If $p$ and $q$ are distinct primes and $a$ be any integer then $a^{pq} -a^q -a^p +a$ is divisible by $pq$.
Factorising we get $a^{pq} -a^q -a^p +a =a^p(a^q -1) - a(a^{q-1}-1)$ and we know $p \mid a^{p-1}-1$ and $q \mid a^{q-1}-1$.
I can't proceed further with the proof. Please Help!
Hint Look at this $\pmod{p}$ and $\pmod{q}$. If you prove that your expression is $0$ in both modular arithmetics, you are done.

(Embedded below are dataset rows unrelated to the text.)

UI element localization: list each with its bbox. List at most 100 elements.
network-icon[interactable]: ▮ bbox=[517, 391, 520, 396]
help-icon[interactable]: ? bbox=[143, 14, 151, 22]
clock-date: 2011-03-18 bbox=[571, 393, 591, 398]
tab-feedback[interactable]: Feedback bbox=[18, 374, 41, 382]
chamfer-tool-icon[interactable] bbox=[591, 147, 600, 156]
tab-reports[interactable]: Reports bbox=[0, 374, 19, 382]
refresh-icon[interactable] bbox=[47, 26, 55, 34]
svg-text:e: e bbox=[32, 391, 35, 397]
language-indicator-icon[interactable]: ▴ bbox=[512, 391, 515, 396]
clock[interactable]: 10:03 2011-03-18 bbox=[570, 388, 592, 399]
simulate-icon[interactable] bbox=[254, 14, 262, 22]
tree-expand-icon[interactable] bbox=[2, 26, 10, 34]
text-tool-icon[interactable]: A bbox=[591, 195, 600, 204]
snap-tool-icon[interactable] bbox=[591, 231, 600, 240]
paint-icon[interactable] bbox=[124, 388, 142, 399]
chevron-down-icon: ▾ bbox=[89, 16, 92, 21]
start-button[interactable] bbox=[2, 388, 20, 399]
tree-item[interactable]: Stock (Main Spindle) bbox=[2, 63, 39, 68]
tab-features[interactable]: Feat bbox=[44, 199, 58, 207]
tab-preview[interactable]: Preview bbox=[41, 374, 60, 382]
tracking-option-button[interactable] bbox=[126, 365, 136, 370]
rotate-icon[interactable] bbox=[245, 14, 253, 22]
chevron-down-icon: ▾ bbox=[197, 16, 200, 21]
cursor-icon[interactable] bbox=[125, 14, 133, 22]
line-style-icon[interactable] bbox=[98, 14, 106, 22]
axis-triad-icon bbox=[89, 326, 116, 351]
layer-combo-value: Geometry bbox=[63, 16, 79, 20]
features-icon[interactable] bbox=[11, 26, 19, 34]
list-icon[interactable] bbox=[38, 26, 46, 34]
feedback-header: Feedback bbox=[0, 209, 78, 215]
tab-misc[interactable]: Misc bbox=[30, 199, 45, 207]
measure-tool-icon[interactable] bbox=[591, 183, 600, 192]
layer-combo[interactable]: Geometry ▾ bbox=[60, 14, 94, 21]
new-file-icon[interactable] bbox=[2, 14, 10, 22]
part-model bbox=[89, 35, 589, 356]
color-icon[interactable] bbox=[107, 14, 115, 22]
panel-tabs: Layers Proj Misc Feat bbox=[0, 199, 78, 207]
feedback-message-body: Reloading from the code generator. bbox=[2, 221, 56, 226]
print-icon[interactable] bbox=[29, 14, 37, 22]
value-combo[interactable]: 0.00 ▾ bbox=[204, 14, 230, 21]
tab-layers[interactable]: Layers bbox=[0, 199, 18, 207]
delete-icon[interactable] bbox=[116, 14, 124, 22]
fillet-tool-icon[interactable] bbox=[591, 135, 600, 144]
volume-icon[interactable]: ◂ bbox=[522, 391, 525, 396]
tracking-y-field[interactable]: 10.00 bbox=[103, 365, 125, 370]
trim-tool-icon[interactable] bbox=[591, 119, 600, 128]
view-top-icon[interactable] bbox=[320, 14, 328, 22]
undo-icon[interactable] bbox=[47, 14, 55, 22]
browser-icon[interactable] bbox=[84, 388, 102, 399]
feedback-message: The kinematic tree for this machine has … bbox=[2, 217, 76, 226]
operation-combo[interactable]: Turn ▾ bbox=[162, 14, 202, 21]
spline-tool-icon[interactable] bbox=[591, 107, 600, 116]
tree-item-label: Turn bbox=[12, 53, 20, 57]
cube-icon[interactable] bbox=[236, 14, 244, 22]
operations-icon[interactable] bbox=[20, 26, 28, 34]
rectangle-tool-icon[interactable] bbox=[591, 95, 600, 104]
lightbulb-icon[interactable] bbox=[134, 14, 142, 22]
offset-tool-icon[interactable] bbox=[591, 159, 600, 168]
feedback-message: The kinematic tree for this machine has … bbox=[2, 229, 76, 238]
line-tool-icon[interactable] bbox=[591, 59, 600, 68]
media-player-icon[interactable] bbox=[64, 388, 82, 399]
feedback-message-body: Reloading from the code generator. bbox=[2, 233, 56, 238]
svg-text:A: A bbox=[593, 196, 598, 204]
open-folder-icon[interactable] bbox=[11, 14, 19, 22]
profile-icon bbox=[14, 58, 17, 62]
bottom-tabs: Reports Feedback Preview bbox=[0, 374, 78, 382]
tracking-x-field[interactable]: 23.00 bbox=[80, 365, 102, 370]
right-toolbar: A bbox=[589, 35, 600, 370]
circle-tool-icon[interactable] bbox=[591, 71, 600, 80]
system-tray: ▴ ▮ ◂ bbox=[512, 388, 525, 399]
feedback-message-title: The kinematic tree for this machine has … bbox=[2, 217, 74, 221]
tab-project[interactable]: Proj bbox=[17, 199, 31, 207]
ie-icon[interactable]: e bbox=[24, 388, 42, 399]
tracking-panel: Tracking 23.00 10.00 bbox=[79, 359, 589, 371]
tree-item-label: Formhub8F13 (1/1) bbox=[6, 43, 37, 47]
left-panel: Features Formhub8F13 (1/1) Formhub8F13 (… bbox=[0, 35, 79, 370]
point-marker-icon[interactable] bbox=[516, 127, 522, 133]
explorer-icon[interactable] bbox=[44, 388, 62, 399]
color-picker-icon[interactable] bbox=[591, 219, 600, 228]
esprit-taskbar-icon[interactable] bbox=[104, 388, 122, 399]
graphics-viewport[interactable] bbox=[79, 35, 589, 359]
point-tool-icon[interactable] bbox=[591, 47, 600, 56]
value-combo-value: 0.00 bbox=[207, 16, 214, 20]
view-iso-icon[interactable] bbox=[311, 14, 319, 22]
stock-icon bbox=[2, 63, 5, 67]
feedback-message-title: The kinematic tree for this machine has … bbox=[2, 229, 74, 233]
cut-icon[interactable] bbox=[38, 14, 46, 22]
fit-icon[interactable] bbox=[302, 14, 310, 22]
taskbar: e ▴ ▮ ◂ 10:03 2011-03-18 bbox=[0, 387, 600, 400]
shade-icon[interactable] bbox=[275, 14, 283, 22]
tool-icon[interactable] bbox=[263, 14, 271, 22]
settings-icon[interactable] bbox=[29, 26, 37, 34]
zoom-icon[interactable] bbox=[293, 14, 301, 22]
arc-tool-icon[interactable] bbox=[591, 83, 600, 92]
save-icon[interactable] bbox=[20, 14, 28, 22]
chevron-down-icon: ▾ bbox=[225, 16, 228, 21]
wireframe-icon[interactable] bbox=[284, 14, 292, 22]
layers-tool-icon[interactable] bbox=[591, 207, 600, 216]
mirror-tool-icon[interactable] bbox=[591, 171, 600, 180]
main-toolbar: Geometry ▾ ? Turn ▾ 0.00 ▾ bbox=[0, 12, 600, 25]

$\pmod{p}$ you have $a^p \equiv a \pmod{p}$ therefore you also have $$(a^p)^q \equiv a^q \pmod{p}$$
$\pmod{q}$ you can do a similar computation.
For prime $q,$ $$a^{pq}-a^q-a^p+a=[(\underbrace{a^p})^q-(\underbrace{a^p})]-[a^q-a]$$
Now by Fermat's Little Theorem, $b^q\equiv b\pmod q$ where $b$ is any integer
Set $b=a^p, a$
Similarly for prime $p$
Now if $p,q$ both divides $a^{pq}-a^q-a^p+a,$ the later must be divisible by lcm$(p,q)$
${\bf Lemma}\ \ {\rm Suppose }\ \ \forall a\!:\ P(a)\equiv a\pmod p$
$\qquad\qquad\qquad\ {\rm and}\ \ \forall a\!:\ Q(a)\equiv a\pmod q,\ $ for some polynomials $\,P,Q\in\Bbb Z[x]$
$\text{Then:}\,\bmod pq\!:\ R(a) := P(Q(a))-P(a)-Q(a)+a\equiv 0^{\phantom{|^{|^|}}}\!\!\!$
${\bf Proof }\ \ {\rm mod}\ p\!:\,\ R(a) \ \ \equiv\ \ \ Q(a)\ -\quad a\ \ -\ Q(a)+a\equiv 0^{\phantom{|^|}}\!\!$
$\ \ \ {\rm and\,\ \ \ mod}\ q\!:\,\ R(a)\ \ \equiv \ \ \ P(a) \ -\ P(a)-\ \ \,a\ \ +\ \, a\equiv 0^{\phantom{|^|}}\!\!$
so $\ p,q\mid R(a)\,\Rightarrow\, pq = {\rm lcm}(p,q)\mid R(a)^{\phantom{|^|}}\!\!$ by CCRT. $\ \bf\small QED.\ $ OP has $\, P(a) = a^p,\ Q(a) = a^q.$
Alternatively $\ \{PQ(a),\ a\}\,\equiv\, \{Q(a), P(a)\}\,$ mod $\,p\,$ & $\,q\,$ so also $\bmod pq,\,$ so their sums are congruent $\!\bmod pq.\,$ This view brings to the fore innate $\rm\color{#c00}{symmetry}$ - see my other answer here.
Hint $\,\ \{a^{pq},a\} \equiv \{a^p,a^q\}$ mod $ p,q,\,$ via $\,a^p\equiv a\pmod p,\ a^q\equiv a\pmod q\ $ [little Fermat]
Hence $\, a^{pq}\!+\!a \ \equiv\ a^p\! + a^q\,$ mod $\,p,q,\,$ so also mod $\,pq = {\rm lcm}(p,q)$
since addition $\,f(x,y)\, =\, x + y\,$ is $\rm\color{#c00}{symmetric}$ $\,f(x,y)= f(y,x),\,$ therefore its value depends only upon the (multi-)set $\,\{x,\,y\}.\,$
Generally $ $ if a polynomial $\,f\in\Bbb Z[x,y]\,$ is $\rm\color{#c00}{symmetric}$ then
$\qquad\qquad\quad \{A, B\}\, \equiv\, \{a,b\}\,\ {\rm mod}\,\ m,\, n\,\ \Rightarrow\,\ f(A,B)\equiv f(a,b)\, \pmod{\!{\rm lcm}(m,n)}\qquad\quad$
a generalization of the constant-case optimization of CRT = Chinese Remainder, combined with a generalization of the Polynomial Congruence Rule to (symmetric) bivariate polynomials.